Spark Search

An exercise in Apache Spark and information retrieval. Probably not ready for real world use!

Overview

Spark Search uses Apache Spark to conduct information retrieval research experiments. Instead of the traditional querying-an-index approach, the system performs some preprocessing of documents and then scores a set of queries against each document individually and in parallel. This ensures that each document in the collection will receive a score. It also simplifies thinking about the scoring process in a MapReduce environment.

Installation

# Clone the git repository
git clone https://github.com/gtsherman/spark-search.git
cd spark-search

# Create and activate a virtualenv
virtualenv venv
source venv/bin/activate

# Install the dependencies
pip install -r requirements.txt

You will also need to download and install Apache Spark. Spark Search has been tested on Spark version 2.3.1.

Configuration

Spark Search can be configured using configuration files. These are python files containing any settings that need to be passed to the preprocess or scan scripts. For example, a configuration file for preprocessing might look like the following:

data_dir = '/path/to/data'
index = '/index/location'
doc_format = 'trectext'

Some options are also available on the command line. Use the -h option to see which are available. Note that if an argument is specified in both the configuration file and the command line, the command line option will be used. However, a configuration file is always required, even if all options are passed via command line.

Preprocessing

Instead of indexing documents, Spark Search performs a few simple preprocessing steps designed to speed up the later querying stage. These steps include:

Constructing a list of (term, count) tuples where count is the frequency of term across all documents in the collection.
Computing collection-level statistics such as the total number of words, the total number of unique words, and the total number of documents.
Splitting files that contain multiple documents into individual documents and collapsing those documents to fit onto one line, which enables use of Spark's textFile().
Optionally, storing documents as {term: count} dictionaries to reduce the parsing required at query time, at the cost of losing document structure.

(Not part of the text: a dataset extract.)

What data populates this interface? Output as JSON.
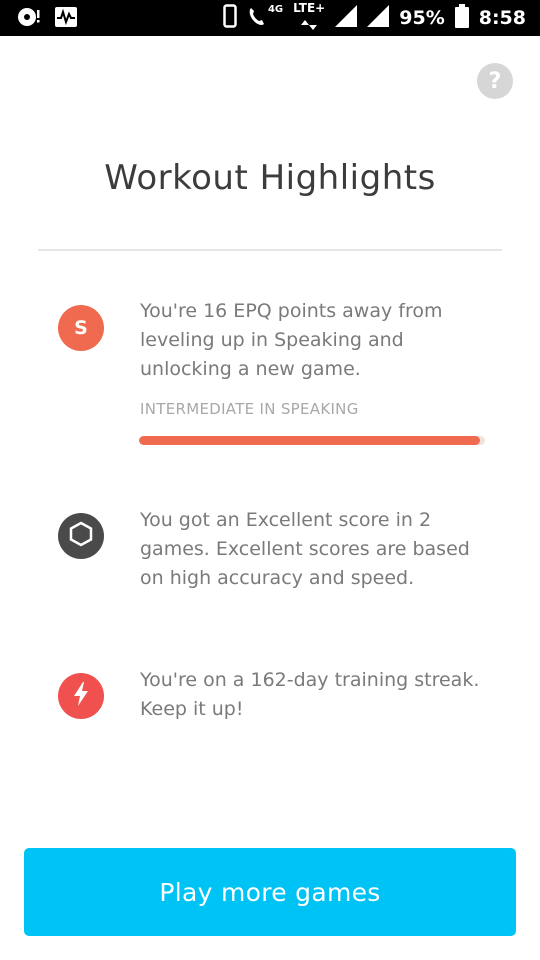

To preprocess a document collection, you might use the following command:

spark-submit --py-files python.zip preprocess.py config.py -p 30

Spark Search supports document collections in plain text, TrecText, and TrecWeb formats at present. If you will want access to the full document structure at query time, you should pass the --full-docs flag as part of the command above. TrecText documents will be stored as the full <DOC> element. TrecWeb documents will be stored only as the portion of the document containing the contents (i.e., the portion after the <DOCHDR> element).

You should consider spark-submit options that are most appropriate for your system and data.

Querying

Spark Search distributes the queries across jobs and computes document scores for each query, which are later grouped by query and ranked.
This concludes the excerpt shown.